The Impact of Data Characteristics on GNN Evaluation for Detecting Fake News
Isha Karn, David Jensen
TL;DR
This work interrogates whether graph neural networks truly leverage propagation structure for fake-news detection or simply inherit strong node features. By evaluating five GNNs against an MLP on real benchmarks (GossipCop and PolitiFact) and controlled synthetic data, and by applying feature and edge perturbations, the authors show that structure often contributes minimally when features are informative. The real-world results reveal near-parity between MLPs and GNNs, with feature quality (e.g., BERT-derived embeddings) driving most performance; synthetic experiments, however, demonstrate clear structure benefits when features are weak or noisy.
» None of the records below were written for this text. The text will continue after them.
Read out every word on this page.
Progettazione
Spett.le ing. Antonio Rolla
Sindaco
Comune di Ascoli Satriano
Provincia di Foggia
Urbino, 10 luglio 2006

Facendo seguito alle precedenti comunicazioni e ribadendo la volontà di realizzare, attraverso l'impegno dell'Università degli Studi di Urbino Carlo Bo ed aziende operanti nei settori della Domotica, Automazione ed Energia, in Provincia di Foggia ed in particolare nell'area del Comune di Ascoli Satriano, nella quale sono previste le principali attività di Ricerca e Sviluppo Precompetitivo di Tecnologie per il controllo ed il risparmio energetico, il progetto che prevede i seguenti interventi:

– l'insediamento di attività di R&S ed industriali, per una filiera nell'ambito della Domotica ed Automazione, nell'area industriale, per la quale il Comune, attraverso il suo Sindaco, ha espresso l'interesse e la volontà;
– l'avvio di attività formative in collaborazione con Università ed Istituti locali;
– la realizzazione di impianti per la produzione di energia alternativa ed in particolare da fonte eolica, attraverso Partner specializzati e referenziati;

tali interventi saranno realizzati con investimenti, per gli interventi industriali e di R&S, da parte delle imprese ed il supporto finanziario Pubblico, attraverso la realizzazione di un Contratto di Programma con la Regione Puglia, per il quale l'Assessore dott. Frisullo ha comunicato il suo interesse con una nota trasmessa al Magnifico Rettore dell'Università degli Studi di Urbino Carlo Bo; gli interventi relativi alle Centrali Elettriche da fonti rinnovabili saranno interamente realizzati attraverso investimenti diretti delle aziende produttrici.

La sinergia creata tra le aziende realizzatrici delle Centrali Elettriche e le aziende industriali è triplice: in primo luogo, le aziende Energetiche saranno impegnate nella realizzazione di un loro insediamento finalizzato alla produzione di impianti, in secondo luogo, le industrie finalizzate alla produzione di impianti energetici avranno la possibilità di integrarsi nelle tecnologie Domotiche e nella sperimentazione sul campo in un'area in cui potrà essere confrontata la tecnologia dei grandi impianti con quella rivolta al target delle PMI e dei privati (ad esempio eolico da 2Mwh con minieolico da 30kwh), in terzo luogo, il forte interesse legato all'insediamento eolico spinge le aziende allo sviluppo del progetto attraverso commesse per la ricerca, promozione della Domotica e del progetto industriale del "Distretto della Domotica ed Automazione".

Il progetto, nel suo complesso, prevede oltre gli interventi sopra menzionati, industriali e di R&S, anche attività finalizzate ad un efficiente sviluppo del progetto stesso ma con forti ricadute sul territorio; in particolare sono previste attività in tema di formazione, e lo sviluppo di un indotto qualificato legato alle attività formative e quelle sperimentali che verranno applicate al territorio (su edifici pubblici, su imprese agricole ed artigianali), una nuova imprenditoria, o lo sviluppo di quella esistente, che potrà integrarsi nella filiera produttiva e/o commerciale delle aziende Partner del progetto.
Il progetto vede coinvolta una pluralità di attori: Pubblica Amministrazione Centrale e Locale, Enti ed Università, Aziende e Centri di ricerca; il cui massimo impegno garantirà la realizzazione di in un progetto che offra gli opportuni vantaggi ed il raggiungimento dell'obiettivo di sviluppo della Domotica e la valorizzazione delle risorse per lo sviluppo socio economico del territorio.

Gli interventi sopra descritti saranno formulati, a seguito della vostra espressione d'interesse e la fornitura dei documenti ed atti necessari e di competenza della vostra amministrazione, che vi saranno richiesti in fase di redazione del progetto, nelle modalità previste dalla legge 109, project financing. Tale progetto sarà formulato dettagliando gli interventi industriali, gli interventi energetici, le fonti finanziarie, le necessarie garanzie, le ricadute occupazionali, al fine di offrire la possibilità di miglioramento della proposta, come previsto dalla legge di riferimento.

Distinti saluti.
The findings argue for richer, more diverse datasets and principled evaluation to properly assess structural reasoning in GNN-based fake-news detection models.
Abstract
Graph neural networks (GNNs) are widely used for the detection of fake news by modeling the content and propagation structure of news articles on social media. We show that two of the most commonly used benchmark data sets - GossipCop and PolitiFact - are poorly suited to evaluating the utility of models that use propagation structure. Specifically, these data sets exhibit shallow, ego-like graph topologies that provide little or no ability to differentiate among modeling methods. We systematically benchmark five GNN architectures against a structure-agnostic multilayer perceptron (MLP) that uses the same node features. We show that MLPs match or closely trail the performance of GNNs, with performance gaps often within 1-2% and overlapping confidence intervals. To isolate the contribution of structure in these datasets, we conduct controlled experiments where node features are shuffled or edge structures randomized. We find that performance collapses under feature shuffling but remains stable under edge randomization. This suggests that structure plays a negligible role in these benchmarks. Structural analysis further reveals that over 75% of nodes are only one hop from the root, exhibiting minimal structural diversity. In contrast, on synthetic datasets where node features are noisy and structure is informative, GNNs significantly outperform MLPs. These findings provide strong evidence that widely used benchmarks do not meaningfully test the utility of modeling structural features, and they motivate the development of datasets with richer, more diverse graph topologies.